# 127 question



## mysteryscribe (Sep 27, 2006)

okay I cut 120 rolls down to three exposures routinely since I would almost never shoot a full roll these days. So I work a lot with roll film in the dark bag. 

I have lots of paper backing to make the backing for 127 rolls from.... 

I can get the spools be either buying rolls that are way too expensive or by buying the spools at rediculous prices on ebay.

So here is my question... Is the 127 roll just a paper backed 40 mm film base.

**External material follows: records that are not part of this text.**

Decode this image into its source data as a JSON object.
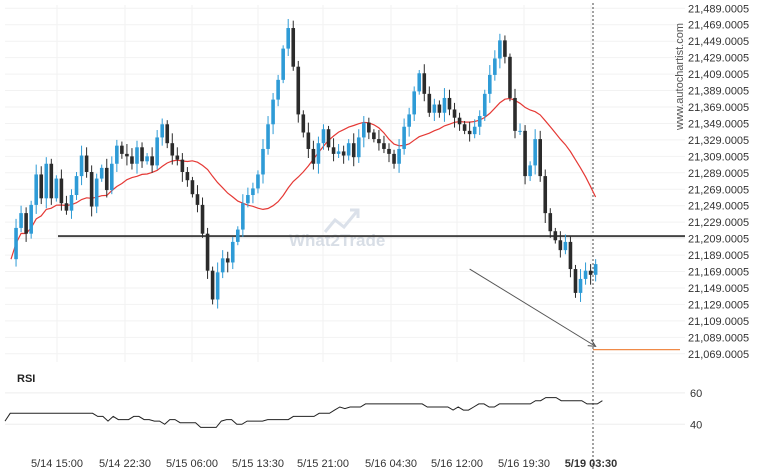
{
  "chart_data": [
    {
      "type": "candlestick",
      "x_tick_labels": [
        "5/14 15:00",
        "5/14 22:30",
        "5/15 06:00",
        "5/15 13:30",
        "5/15 21:00",
        "5/16 04:30",
        "5/16 12:00",
        "5/16 19:30",
        "5/19 03:30"
      ],
      "y_tick_labels": [
        "21,069.0005",
        "21,089.0005",
        "21,109.0005",
        "21,129.0005",
        "21,149.0005",
        "21,169.0005",
        "21,189.0005",
        "21,209.0005",
        "21,229.0005",
        "21,249.0005",
        "21,269.0005",
        "21,289.0005",
        "21,309.0005",
        "21,329.0005",
        "21,349.0005",
        "21,369.0005",
        "21,389.0005",
        "21,409.0005",
        "21,429.0005",
        "21,449.0005",
        "21,469.0005",
        "21,489.0005"
      ],
      "ylim": [
        21059,
        21493
      ],
      "support_level": 21212,
      "target_level": 21074,
      "projection": {
        "from_index": 91,
        "from_value": 21172,
        "to_index": 116,
        "to_value": 21078
      },
      "highlight_x_label": "5/19 03:30",
      "moving_average_color": "#e53935",
      "up_color": "#2e9bd6",
      "down_color": "#2b2b2b",
      "closes": [
        21184,
        21222,
        21240,
        21215,
        21250,
        21287,
        21258,
        21300,
        21258,
        21282,
        21252,
        21243,
        21262,
        21285,
        21310,
        21290,
        21248,
        21282,
        21295,
        21268,
        21300,
        21322,
        21312,
        21309,
        21300,
        21320,
        21303,
        21309,
        21298,
        21332,
        21348,
        21325,
        21310,
        21305,
        21290,
        21280,
        21263,
        21250,
        21215,
        21170,
        21135,
        21168,
        21185,
        21180,
        21205,
        21220,
        21252,
        21262,
        21270,
        21287,
        21318,
        21348,
        21378,
        21402,
        21440,
        21465,
        21418,
        21360,
        21338,
        21318,
        21300,
        21325,
        21342,
        21320,
        21312,
        21315,
        21310,
        21325,
        21308,
        21332,
        21350,
        21338,
        21330,
        21325,
        21318,
        21312,
        21300,
        21318,
        21345,
        21360,
        21388,
        21410,
        21385,
        21362,
        21372,
        21362,
        21380,
        21366,
        21356,
        21348,
        21340,
        21336,
        21345,
        21358,
        21385,
        21408,
        21428,
        21450,
        21430,
        21380,
        21340,
        21340,
        21285,
        21298,
        21330,
        21285,
        21240,
        21218,
        21207,
        21195,
        21205,
        21172,
        21143,
        21160,
        21170,
        21165,
        21178
      ],
      "rsi": {
        "title": "RSI",
        "ylim": [
          30,
          65
        ],
        "y_tick_labels": [
          "40",
          "60"
        ],
        "values": [
          42,
          47,
          47,
          47,
          47,
          47,
          47,
          47,
          47,
          47,
          47,
          47,
          47,
          47,
          47,
          47,
          47,
          47,
          45,
          45,
          42,
          45,
          43,
          43,
          43,
          45,
          45,
          43,
          43,
          42,
          42,
          40,
          43,
          43,
          41,
          41,
          41,
          41,
          38,
          38,
          38,
          38,
          42,
          43,
          43,
          40,
          40,
          42,
          42,
          42,
          42,
          43,
          43,
          43,
          43,
          43,
          45,
          45,
          45,
          45,
          45,
          47,
          47,
          47,
          49,
          51,
          50,
          51,
          51,
          51,
          53,
          53,
          53,
          53,
          53,
          53,
          53,
          53,
          53,
          53,
          53,
          53,
          51,
          51,
          51,
          51,
          51,
          49,
          51,
          49,
          49,
          51,
          53,
          53,
          51,
          51,
          53,
          53,
          53,
          53,
          53,
          53,
          53,
          55,
          55,
          57,
          57,
          57,
          55,
          55,
          55,
          55,
          55,
          53,
          53,
          53,
          55
        ]
      }
    }
  ],
  "watermark": {
    "side": "www.autochartist.com",
    "center": "What2Trade"
  }
}
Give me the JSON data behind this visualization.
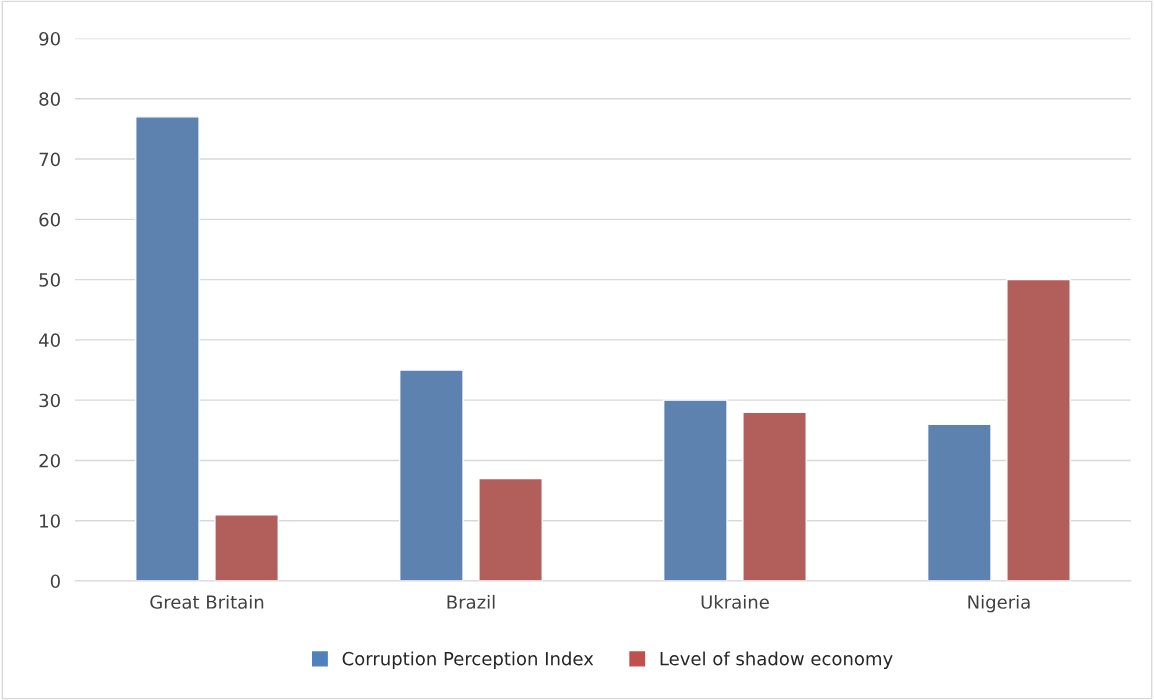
{
  "chart_data": {
    "type": "bar",
    "categories": [
      "Great Britain",
      "Brazil",
      "Ukraine",
      "Nigeria"
    ],
    "series": [
      {
        "name": "Corruption Perception Index",
        "color": "#4f81bd",
        "values": [
          77,
          35,
          30,
          26
        ]
      },
      {
        "name": "Level of shadow economy",
        "color": "#c0504d",
        "values": [
          11,
          17,
          28,
          50
        ]
      }
    ],
    "ylim": [
      0,
      90
    ],
    "yticks": [
      0,
      10,
      20,
      30,
      40,
      50,
      60,
      70,
      80,
      90
    ],
    "grid": "y",
    "legend": "bottom"
  }
}
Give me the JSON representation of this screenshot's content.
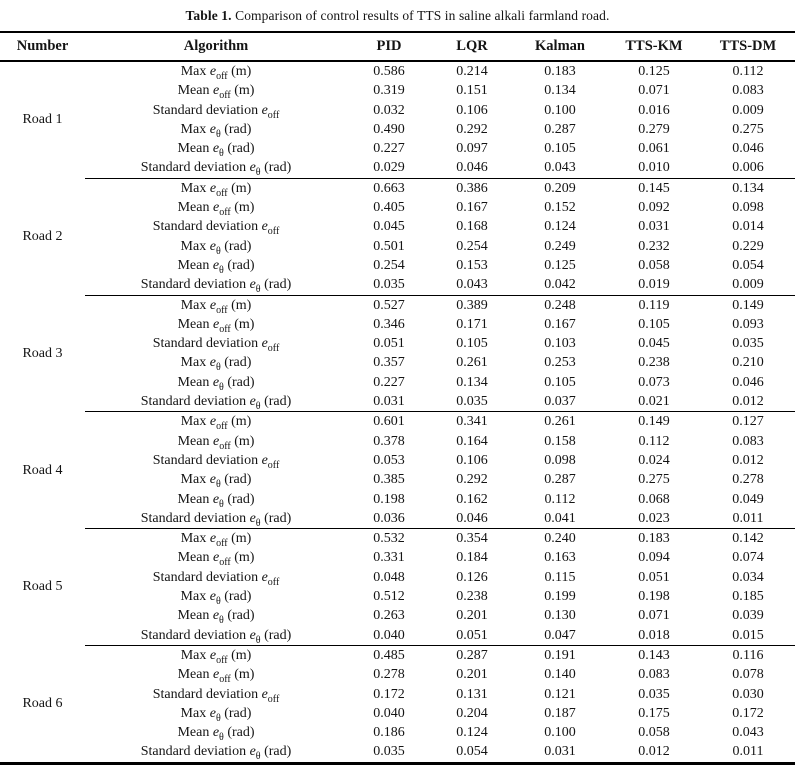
{
  "caption": {
    "label": "Table 1.",
    "text": "Comparison of control results of TTS in saline alkali farmland road."
  },
  "table": {
    "columns": [
      "Number",
      "Algorithm",
      "PID",
      "LQR",
      "Kalman",
      "TTS-KM",
      "TTS-DM"
    ],
    "metrics": [
      {
        "pre": "Max ",
        "sym": "e",
        "sub": "off",
        "post": " (m)"
      },
      {
        "pre": "Mean ",
        "sym": "e",
        "sub": "off",
        "post": " (m)"
      },
      {
        "pre": "Standard deviation ",
        "sym": "e",
        "sub": "off",
        "post": ""
      },
      {
        "pre": "Max ",
        "sym": "e",
        "sub": "θ",
        "post": " (rad)"
      },
      {
        "pre": "Mean ",
        "sym": "e",
        "sub": "θ",
        "post": " (rad)"
      },
      {
        "pre": "Standard deviation ",
        "sym": "e",
        "sub": "θ",
        "post": " (rad)"
      }
    ],
    "roads": [
      {
        "label": "Road 1",
        "values": [
          [
            "0.586",
            "0.214",
            "0.183",
            "0.125",
            "0.112"
          ],
          [
            "0.319",
            "0.151",
            "0.134",
            "0.071",
            "0.083"
          ],
          [
            "0.032",
            "0.106",
            "0.100",
            "0.016",
            "0.009"
          ],
          [
            "0.490",
            "0.292",
            "0.287",
            "0.279",
            "0.275"
          ],
          [
            "0.227",
            "0.097",
            "0.105",
            "0.061",
            "0.046"
          ],
          [
            "0.029",
            "0.046",
            "0.043",
            "0.010",
            "0.006"
          ]
        ]
      },
      {
        "label": "Road 2",
        "values": [
          [
            "0.663",
            "0.386",
            "0.209",
            "0.145",
            "0.134"
          ],
          [
            "0.405",
            "0.167",
            "0.152",
            "0.092",
            "0.098"
          ],
          [
            "0.045",
            "0.168",
            "0.124",
            "0.031",
            "0.014"
          ],
          [
            "0.501",
            "0.254",
            "0.249",
            "0.232",
            "0.229"
          ],
          [
            "0.254",
            "0.153",
            "0.125",
            "0.058",
            "0.054"
          ],
          [
            "0.035",
            "0.043",
            "0.042",
            "0.019",
            "0.009"
          ]
        ]
      },
      {
        "label": "Road 3",
        "values": [
          [
            "0.527",
            "0.389",
            "0.248",
            "0.119",
            "0.149"
          ],
          [
            "0.346",
            "0.171",
            "0.167",
            "0.105",
            "0.093"
          ],
          [
            "0.051",
            "0.105",
            "0.103",
            "0.045",
            "0.035"
          ],
          [
            "0.357",
            "0.261",
            "0.253",
            "0.238",
            "0.210"
          ],
          [
            "0.227",
            "0.134",
            "0.105",
            "0.073",
            "0.046"
          ],
          [
            "0.031",
            "0.035",
            "0.037",
            "0.021",
            "0.012"
          ]
        ]
      },
      {
        "label": "Road 4",
        "values": [
          [
            "0.601",
            "0.341",
            "0.261",
            "0.149",
            "0.127"
          ],
          [
            "0.378",
            "0.164",
            "0.158",
            "0.112",
            "0.083"
          ],
          [
            "0.053",
            "0.106",
            "0.098",
            "0.024",
            "0.012"
          ],
          [
            "0.385",
            "0.292",
            "0.287",
            "0.275",
            "0.278"
          ],
          [
            "0.198",
            "0.162",
            "0.112",
            "0.068",
            "0.049"
          ],
          [
            "0.036",
            "0.046",
            "0.041",
            "0.023",
            "0.011"
          ]
        ]
      },
      {
        "label": "Road 5",
        "values": [
          [
            "0.532",
            "0.354",
            "0.240",
            "0.183",
            "0.142"
          ],
          [
            "0.331",
            "0.184",
            "0.163",
            "0.094",
            "0.074"
          ],
          [
            "0.048",
            "0.126",
            "0.115",
            "0.051",
            "0.034"
          ],
          [
            "0.512",
            "0.238",
            "0.199",
            "0.198",
            "0.185"
          ],
          [
            "0.263",
            "0.201",
            "0.130",
            "0.071",
            "0.039"
          ],
          [
            "0.040",
            "0.051",
            "0.047",
            "0.018",
            "0.015"
          ]
        ]
      },
      {
        "label": "Road 6",
        "values": [
          [
            "0.485",
            "0.287",
            "0.191",
            "0.143",
            "0.116"
          ],
          [
            "0.278",
            "0.201",
            "0.140",
            "0.083",
            "0.078"
          ],
          [
            "0.172",
            "0.131",
            "0.121",
            "0.035",
            "0.030"
          ],
          [
            "0.040",
            "0.204",
            "0.187",
            "0.175",
            "0.172"
          ],
          [
            "0.186",
            "0.124",
            "0.100",
            "0.058",
            "0.043"
          ],
          [
            "0.035",
            "0.054",
            "0.031",
            "0.012",
            "0.011"
          ]
        ]
      }
    ]
  },
  "colors": {
    "background": "#ffffff",
    "text": "#141414",
    "rule": "#000000"
  }
}
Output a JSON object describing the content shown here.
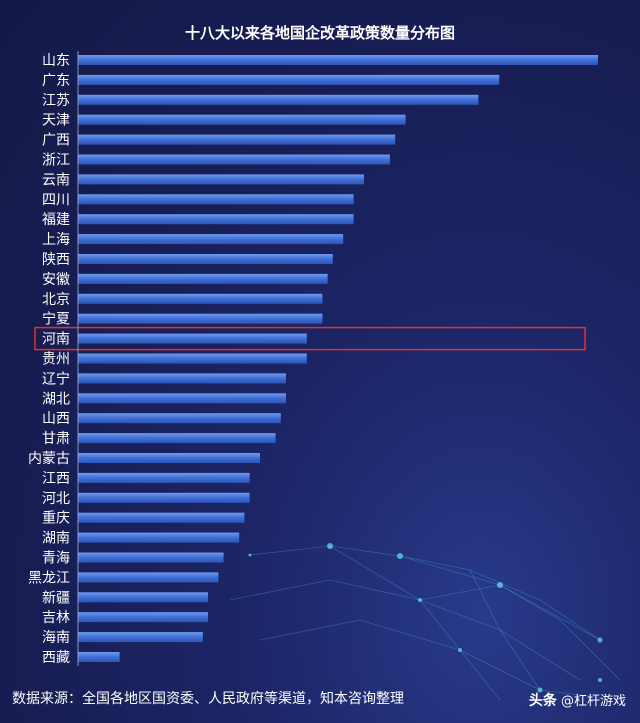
{
  "title": "十八大以来各地国企改革政策数量分布图",
  "footer": {
    "source": "数据来源：全国各地区国资委、人民政府等渠道，知本咨询整理",
    "brand_name": "头条",
    "brand_handle": "@杠杆游戏"
  },
  "colors": {
    "bar": "#3f6fd6",
    "bar_top": "#6f9bf0",
    "highlight": "#e0332c"
  },
  "chart_data": {
    "type": "bar",
    "orientation": "horizontal",
    "title": "十八大以来各地国企改革政策数量分布图",
    "categories": [
      "山东",
      "广东",
      "江苏",
      "天津",
      "广西",
      "浙江",
      "云南",
      "四川",
      "福建",
      "上海",
      "陕西",
      "安徽",
      "北京",
      "宁夏",
      "河南",
      "贵州",
      "辽宁",
      "湖北",
      "山西",
      "甘肃",
      "内蒙古",
      "江西",
      "河北",
      "重庆",
      "湖南",
      "青海",
      "黑龙江",
      "新疆",
      "吉林",
      "海南",
      "西藏"
    ],
    "values": [
      100,
      81,
      77,
      63,
      61,
      60,
      55,
      53,
      53,
      51,
      49,
      48,
      47,
      47,
      44,
      44,
      40,
      40,
      39,
      38,
      35,
      33,
      33,
      32,
      31,
      28,
      27,
      25,
      25,
      24,
      8
    ],
    "highlighted_category": "河南",
    "xlim": [
      0,
      100
    ],
    "grid": false,
    "legend": "none"
  }
}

I want to buy a twinlens reflex since I havent owned one in years.... but I don't want an ordinary one. Im thinking baby rollie or the yashica. Might even be others out there worth considering.


----------



## Jeff Canes (Sep 27, 2006)

Charley 

J and C sales 127 new for $5 a roll, to me it does don&#8217;t seem worth it to cut 120 down, but if you want them I should have some 127 spools and paper, PM me your address and they're yours


----------



## mysteryscribe (Sep 27, 2006)

The cooperation between photographers here is amazing thanks jeff.


----------



## terri (Sep 27, 2006)

Jeff rocks, in general. :thumbup:


----------



## Mitica100 (Sep 27, 2006)

terri said:
			
		

> Jeff rocks, in general. :thumbup:


 
Ditto!


----------